Les Arabes, les frontières et la mer

Partout dans le monde la vague de la révolte arabe pousse son espoir.

Du Maroc à la Chine, une formidable onde de choc traverse les mers, les continents, les frontières.

C’est d’abord cela que les révoltes arabes nous ont permis d’entrevoir : cette solidarité des opprimés capable de générer une éthique que n’enfermeraient plus ces rhétoriques lamentables qui nous tiennent lieu de pensée.

C’est cela que ce Printemps des Peuples nous offre, déjà : la remise en cause de la cristallisation géographique -les peuples ne connaissent pas les frontières.

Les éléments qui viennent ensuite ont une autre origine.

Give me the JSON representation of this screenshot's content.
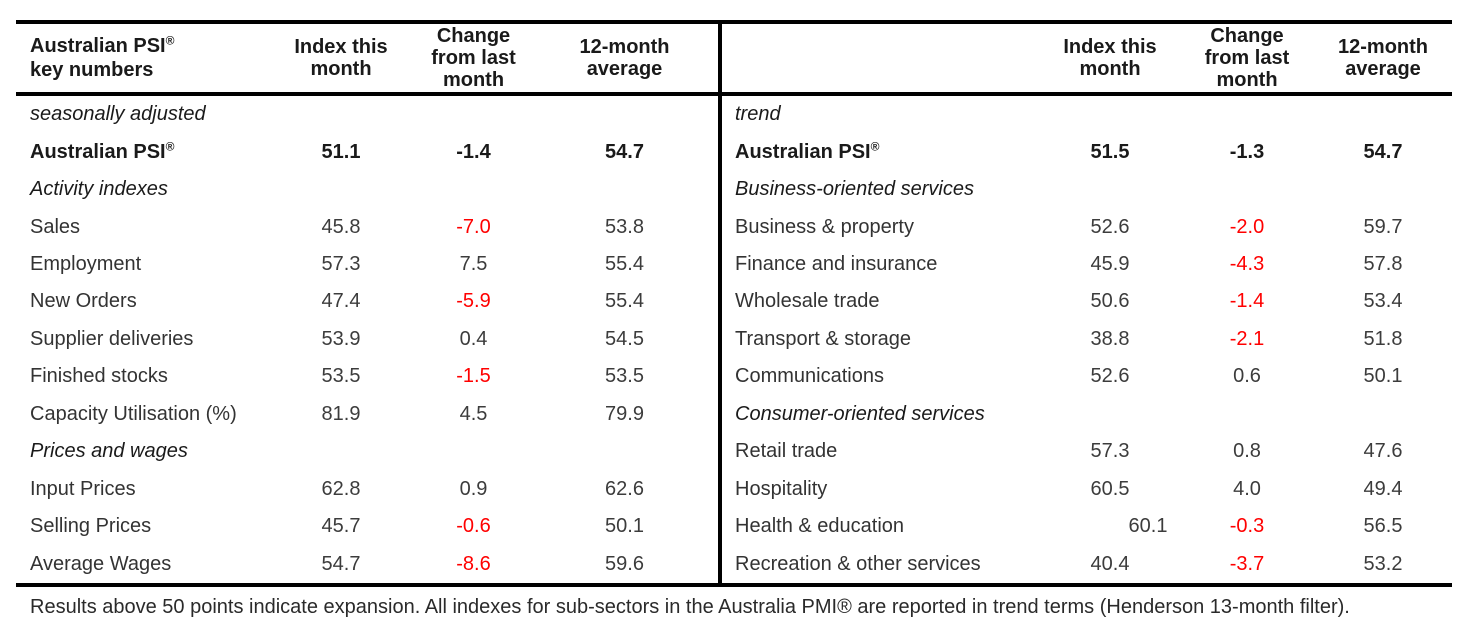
{
  "colors": {
    "negative_value": "#ff0000",
    "header_text": "#1a1a1a",
    "data_text": "#3c3c3c",
    "rule_lines": "#000000"
  },
  "left_table": {
    "header": {
      "title_line1": "Australian PSI",
      "title_reg": "®",
      "title_line2": "key numbers",
      "col_index": "Index this month",
      "col_change": "Change from last month",
      "col_avg": "12-month average"
    },
    "rows": [
      {
        "type": "section",
        "label": "seasonally adjusted"
      },
      {
        "type": "total",
        "label": "Australian PSI",
        "reg": "®",
        "index": "51.1",
        "change": "-1.4",
        "avg": "54.7"
      },
      {
        "type": "section",
        "label": "Activity indexes"
      },
      {
        "type": "data",
        "label": "Sales",
        "index": "45.8",
        "change": "-7.0",
        "avg": "53.8"
      },
      {
        "type": "data",
        "label": "Employment",
        "index": "57.3",
        "change": "7.5",
        "avg": "55.4"
      },
      {
        "type": "data",
        "label": "New Orders",
        "index": "47.4",
        "change": "-5.9",
        "avg": "55.4"
      },
      {
        "type": "data",
        "label": "Supplier deliveries",
        "index": "53.9",
        "change": "0.4",
        "avg": "54.5"
      },
      {
        "type": "data",
        "label": "Finished stocks",
        "index": "53.5",
        "change": "-1.5",
        "avg": "53.5"
      },
      {
        "type": "data",
        "label": "Capacity Utilisation (%)",
        "index": "81.9",
        "change": "4.5",
        "avg": "79.9"
      },
      {
        "type": "section",
        "label": "Prices and wages"
      },
      {
        "type": "data",
        "label": "Input Prices",
        "index": "62.8",
        "change": "0.9",
        "avg": "62.6"
      },
      {
        "type": "data",
        "label": "Selling Prices",
        "index": "45.7",
        "change": "-0.6",
        "avg": "50.1"
      },
      {
        "type": "data",
        "label": "Average Wages",
        "index": "54.7",
        "change": "-8.6",
        "avg": "59.6"
      }
    ]
  },
  "right_table": {
    "header": {
      "col_index": "Index this month",
      "col_change": "Change from last month",
      "col_avg": "12-month average"
    },
    "rows": [
      {
        "type": "section",
        "label": "trend"
      },
      {
        "type": "total",
        "label": "Australian PSI",
        "reg": "®",
        "index": "51.5",
        "change": "-1.3",
        "avg": "54.7"
      },
      {
        "type": "section",
        "label": "Business-oriented services"
      },
      {
        "type": "data",
        "label": "Business & property",
        "index": "52.6",
        "change": "-2.0",
        "avg": "59.7"
      },
      {
        "type": "data",
        "label": "Finance and insurance",
        "index": "45.9",
        "change": "-4.3",
        "avg": "57.8"
      },
      {
        "type": "data",
        "label": "Wholesale trade",
        "index": "50.6",
        "change": "-1.4",
        "avg": "53.4"
      },
      {
        "type": "data",
        "label": "Transport & storage",
        "index": "38.8",
        "change": "-2.1",
        "avg": "51.8"
      },
      {
        "type": "data",
        "label": "Communications",
        "index": "52.6",
        "change": "0.6",
        "avg": "50.1"
      },
      {
        "type": "section",
        "label": "Consumer-oriented services"
      },
      {
        "type": "data",
        "label": "Retail trade",
        "index": "57.3",
        "change": "0.8",
        "avg": "47.6"
      },
      {
        "type": "data",
        "label": "Hospitality",
        "index": "60.5",
        "change": "4.0",
        "avg": "49.4"
      },
      {
        "type": "data",
        "label": "Health & education",
        "index": "60.1",
        "change": "-0.3",
        "avg": "56.5"
      },
      {
        "type": "data",
        "label": "Recreation & other services",
        "index": "40.4",
        "change": "-3.7",
        "avg": "53.2"
      }
    ]
  },
  "footnote": "Results above 50 points indicate expansion. All indexes for sub-sectors in the Australia PMI® are reported in trend terms (Henderson 13-month filter)."
}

Ce Peuple dont la notion même nous était devenue parfaitement incongrue – relisez les pages de Foucault à ce sujet, analysant avec une rare lucidité la longue, lente, roborative transformation, dans nos démocraties néo-libérales, de la notion de Peuple (qui est une catégorie politique) en populations (qui est une catégorie biologique). Voici que soudain le Peuple fait de nouveau irruption dans le champ de l’Histoire. Et que, repartant de l’humain, il nous apprend que le politique ne s’épuise pas dans les dispositifs gouvernementaux.

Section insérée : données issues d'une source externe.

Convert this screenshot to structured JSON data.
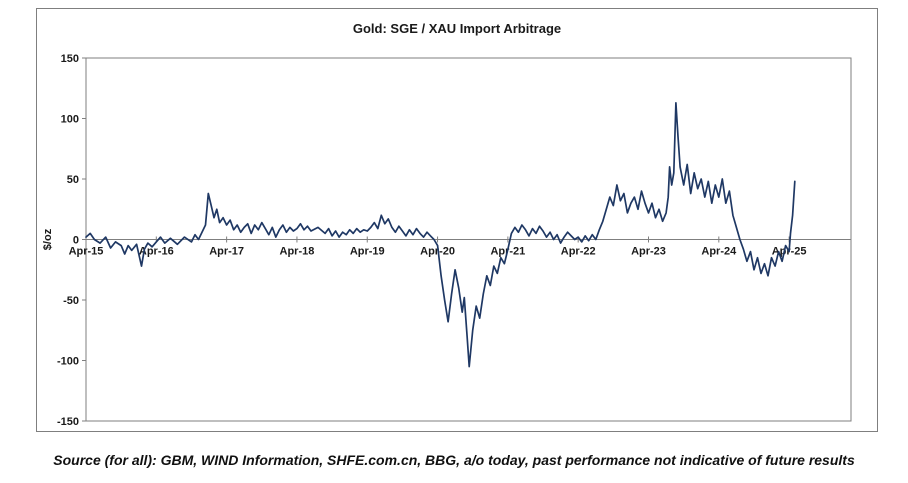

Le Printemps Arabe qui se poursuit aura remis en cause avec une belle santé l’idée de frontière, qui est une idée politiquement régressive, une invention coercitive destinée à enfermer dans un destin masochiste les populations prises à son piège. C’est cela, déjà, la grande victoire de ces révoltes, qui visent rien moins qu’à dénoncer l’extension planétaire de la civilisation néo-libérale exportant partout ses barbelés pour enfermer les Peuples et les dresser les uns contre les autres.

Car nous sommes bien face à une guerre absolue. Et de ce point de vue, les révoltes arabes sont notre seul espoir de reconstruire un monde nouveau.

A l’idée de populations, préférons donc celle de Peuple et affirmons avec force que l’indétermination nationale des peuples est aujourd’hui notre chance. Il faut imaginer et multiplier les transgressions par rapport aux frontières, autant géographiques que politiques, culturelles qu’intellectuelles. Il faut combattre la sédentarisation morphologique des nations, des cultures, des identités. Refuser la fin de l’âge du projet politique telle qu’elle nous est prescrite par nos démocraties fantoches. Car ici, ne nous détrompons pas, nous ne faisons que subir la mise en scène de l’idée de démocratie. Une mise en scène pitoyable, éprouvante dans un pays tel que le nôtre, où l’on ne cesse d’agiter le chiffon de la haine de l’Islam, réalisez : au moment même où les Peuples Arabes nous invitent à repenser le monde !

La démocratie française est devenue le gouvernement du déficit démocratique. Il est de la plus extrême urgence d’ouvrir de nouvelles possibilités thématiques qui ne soient pas celles du repli sur soi, ainsi que leur fameux débat contre l’islam nous y invite ! Et nous rappeler que ce qui doit définir l’homme, c’est son indétermination, pas son identité.